Ce n’est pas le ministre le plus connu du Gouvernement … mais depuis ses déclarations sur BFM hier, Didier Guillaume, en charge de l’Agriculture, va grimper en notoriété.

Une semaine après les premières annonces sur le nouveau plan gouvernemental contre les addictions – déjà critiqué par certains pour l’impasse faite sur l’alcool (voir Lmdt des 8 et 13 janvier) – il a affirmé que le vin « n’est pas un alcool comme les autres ».

•• « L’addiction à l’alcool est dramatique, et notamment dans la jeunesse, avec le phénomène du binge drinking. Mais je n’ai jamais vu un jeune qui sort de boîte de nuit et qui est saoul parce qu’il a bu du Côtes-du-Rhône, du Crozes-Hermitage, du Bordeaux ou des Costières de Nîmes, jamais. Ils boivent des mélanges, des mix, de l’alcool fort », a-t-il argumenté.

Et d’ajouter : « il faut lutter contre toutes les addictions, et il faut éduquer les Français, les Françaises, la jeunesse, au beau, au bon. Il faut éduquer à boire un verre de vin, pour savoir ce que c’est. Mais je le redis : attention aux addictions » … avant de souligner que la viticulture est un élément économique fort du pays.

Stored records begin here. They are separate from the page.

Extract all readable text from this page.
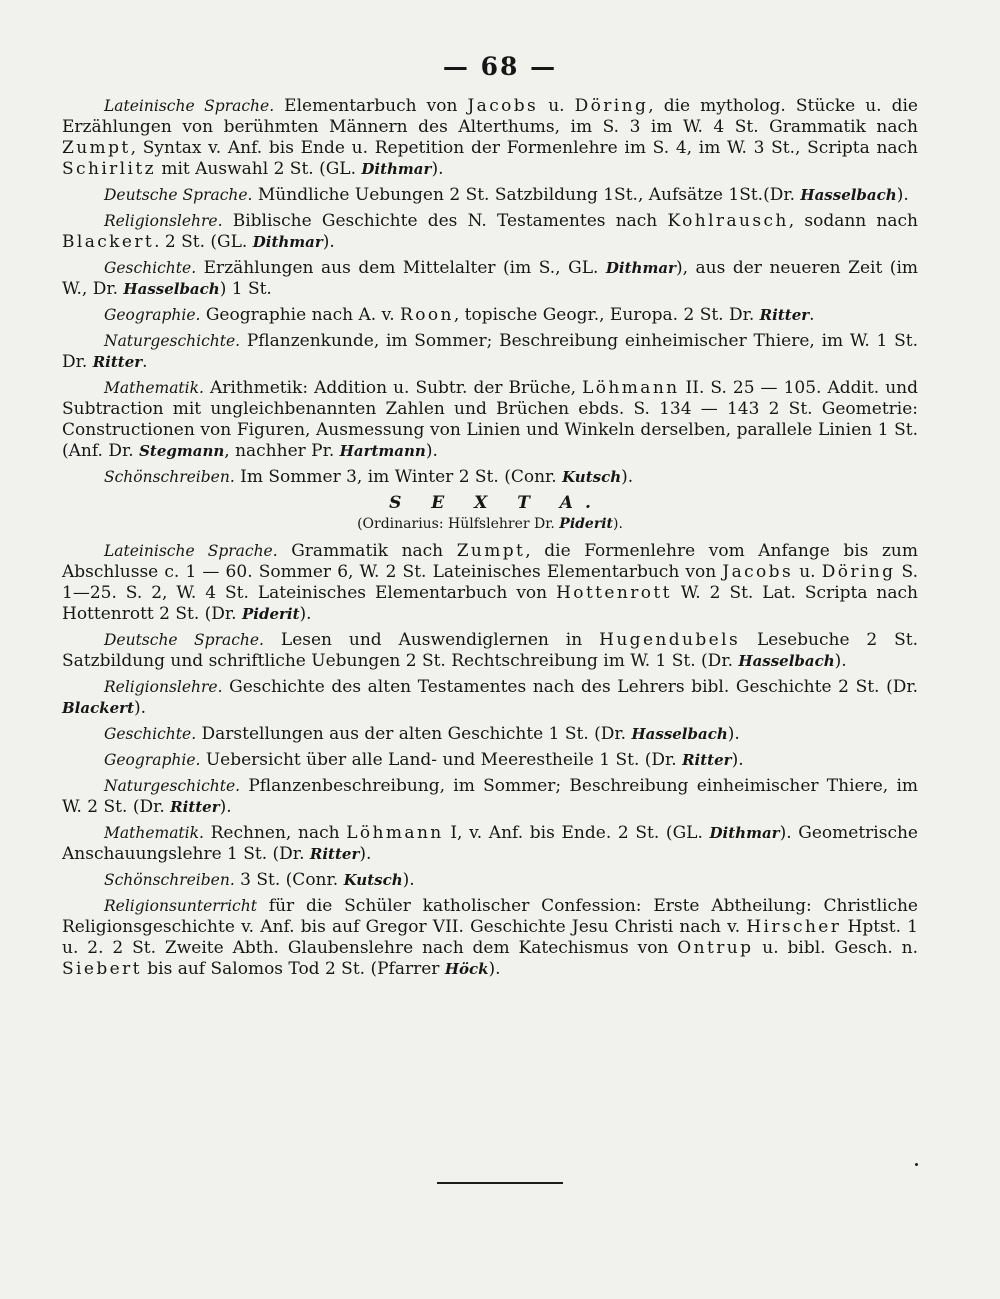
— 68 —

Lateinische Sprache. Elementarbuch von Jacobs u. Döring, die mytholog. Stücke u. die Erzählungen von berühmten Männern des Alterthums, im S. 3 im W. 4 St. Grammatik nach Zumpt, Syntax v. Anf. bis Ende u. Repetition der Formenlehre im S. 4, im W. 3 St., Scripta nach Schirlitz mit Auswahl 2 St. (GL. Dithmar).

Deutsche Sprache. Mündliche Uebungen 2 St. Satzbildung 1St., Aufsätze 1St.(Dr. Hasselbach).

Religionslehre. Biblische Geschichte des N. Testamentes nach Kohlrausch, sodann nach Blackert. 2 St. (GL. Dithmar).

Geschichte. Erzählungen aus dem Mittelalter (im S., GL. Dithmar), aus der neueren Zeit (im W., Dr. Hasselbach) 1 St.

Geographie. Geographie nach A. v. Roon, topische Geogr., Europa. 2 St. Dr. Ritter.

Naturgeschichte. Pflanzenkunde, im Sommer; Beschreibung einheimischer Thiere, im W. 1 St. Dr. Ritter.

Mathematik. Arithmetik: Addition u. Subtr. der Brüche, Löhmann II. S. 25 — 105. Addit. und Subtraction mit ungleichbenannten Zahlen und Brüchen ebds. S. 134 — 143 2 St. Geometrie: Constructionen von Figuren, Ausmessung von Linien und Winkeln derselben, parallele Linien 1 St. (Anf. Dr. Stegmann, nachher Pr. Hartmann).

Schönschreiben. Im Sommer 3, im Winter 2 St. (Conr. Kutsch).

S E X T A.
(Ordinarius: Hülfslehrer Dr. Piderit).

Lateinische Sprache. Grammatik nach Zumpt, die Formenlehre vom Anfange bis zum Abschlusse c. 1 — 60. Sommer 6, W. 2 St. Lateinisches Elementarbuch von Jacobs u. Döring S. 1—25. S. 2, W. 4 St. Lateinisches Elementarbuch von Hottenrott W. 2 St. Lat. Scripta nach Hottenrott 2 St. (Dr. Piderit).

Deutsche Sprache. Lesen und Auswendiglernen in Hugendubels Lesebuche 2 St. Satzbildung und schriftliche Uebungen 2 St. Rechtschreibung im W. 1 St. (Dr. Hasselbach).

Religionslehre. Geschichte des alten Testamentes nach des Lehrers bibl. Geschichte 2 St. (Dr. Blackert).

Geschichte. Darstellungen aus der alten Geschichte 1 St. (Dr. Hasselbach).

Geographie. Uebersicht über alle Land- und Meerestheile 1 St. (Dr. Ritter).

Naturgeschichte. Pflanzenbeschreibung, im Sommer; Beschreibung einheimischer Thiere, im W. 2 St. (Dr. Ritter).

Mathematik. Rechnen, nach Löhmann I, v. Anf. bis Ende. 2 St. (GL. Dithmar). Geometrische Anschauungslehre 1 St. (Dr. Ritter).

Schönschreiben. 3 St. (Conr. Kutsch).

Religionsunterricht für die Schüler katholischer Confession: Erste Abtheilung: Christliche Religionsgeschichte v. Anf. bis auf Gregor VII. Geschichte Jesu Christi nach v. Hirscher Hptst. 1 u. 2. 2 St. Zweite Abth. Glaubenslehre nach dem Katechismus von Ontrup u. bibl. Gesch. n. Siebert bis auf Salomos Tod 2 St. (Pfarrer Höck).
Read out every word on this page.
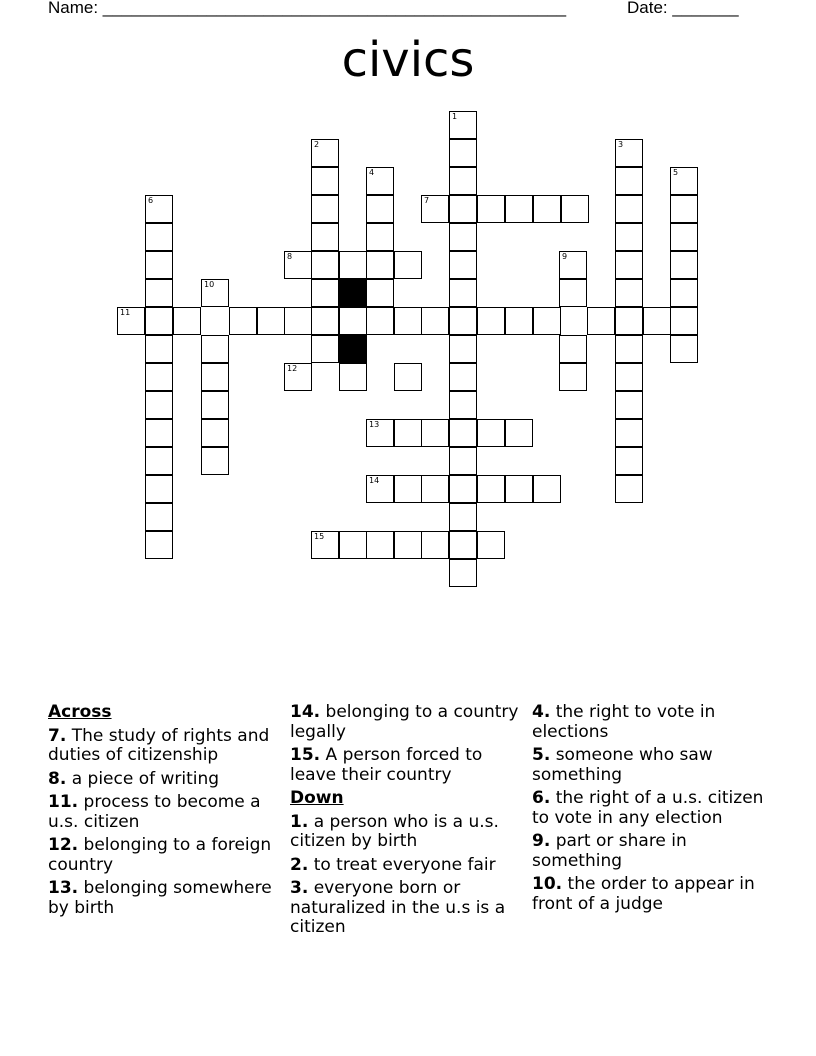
Name: _________________________________________________	Date: _______
civics
1
2	3
4	5
6	7
8	9
10
11
12
13
14
15
Across
7. The study of rights and duties of citizenship
8. a piece of writing
11. process to become a u.s. citizen
12. belonging to a foreign country
13. belonging somewhere by birth
14. belonging to a country legally
15. A person forced to leave their country
Down
1. a person who is a u.s. citizen by birth
2. to treat everyone fair
3. everyone born or naturalized in the u.s is a citizen
4. the right to vote in elections
5. someone who saw something
6. the right of a u.s. citizen to vote in any election
9. part or share in something
10. the order to appear in front of a judge
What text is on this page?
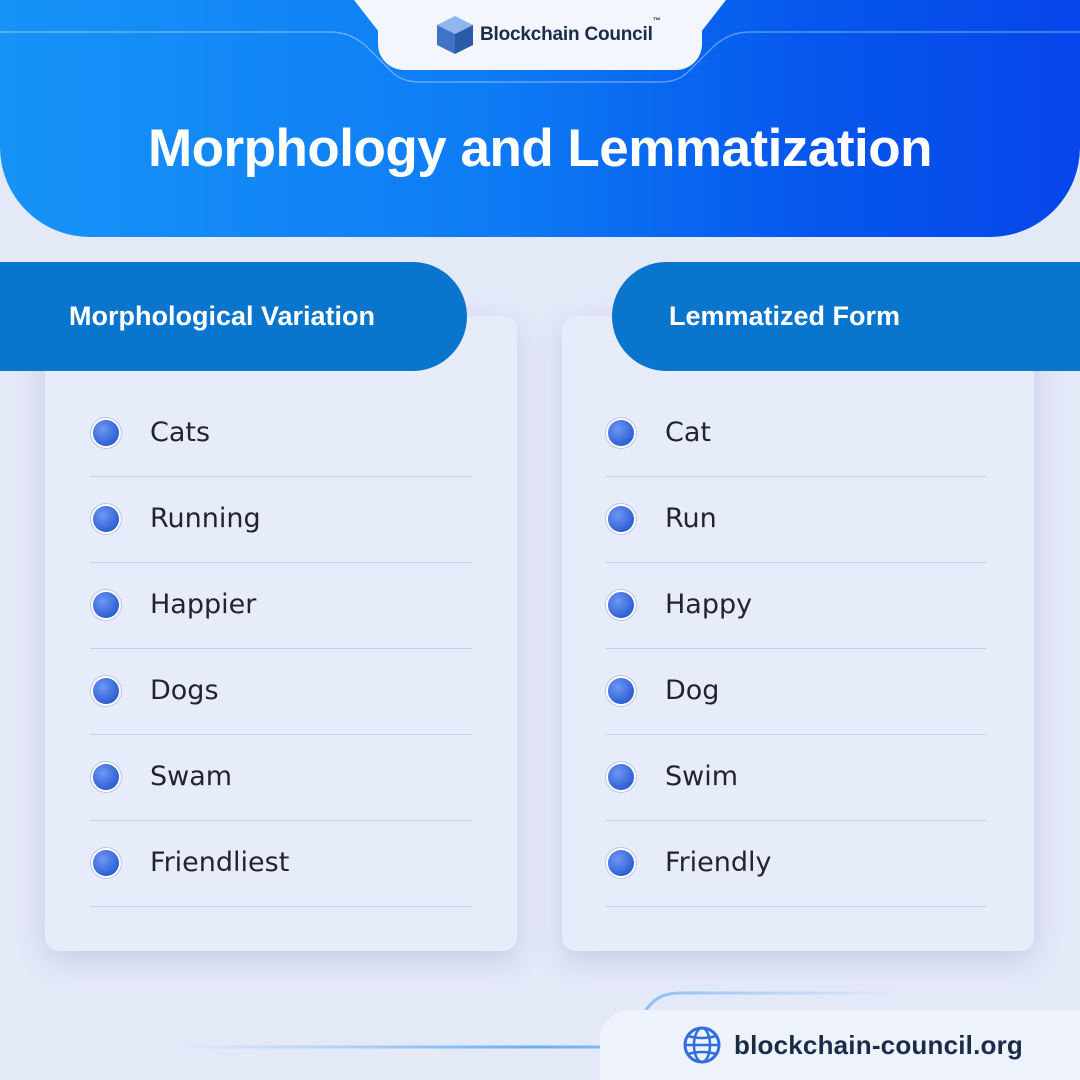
Blockchain Council™
Morphology and Lemmatization
Morphological Variation	Lemmatized Form
Cats
Running
Happier
Dogs
Swam
Friendliest
Cat
Run
Happy
Dog
Swim
Friendly
blockchain-council.org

•• Des déclarations qui ont mis le feu aux poudres côté professionnels de la santé. « Quel aveuglement ! M. Guillaumetous les médecins vous invitent à faire un tour aux urgences un soir de feria ou de beaujolais nouveau. Pour être plus précis, il y a tous les jours des comas éthyliques au vin », a réagi sur Twitter le professeur Michel Reynaud, addictologue et président du fonds actions addictions.

Ce discours du ministre « place surtout la France dans une position intenable et lamentable quant à l’influence du lobby sur nos politiques », a estimé pour sa part le professeur Amine Benyamina, psychiatre spécialiste des addictions, également sur Twitter.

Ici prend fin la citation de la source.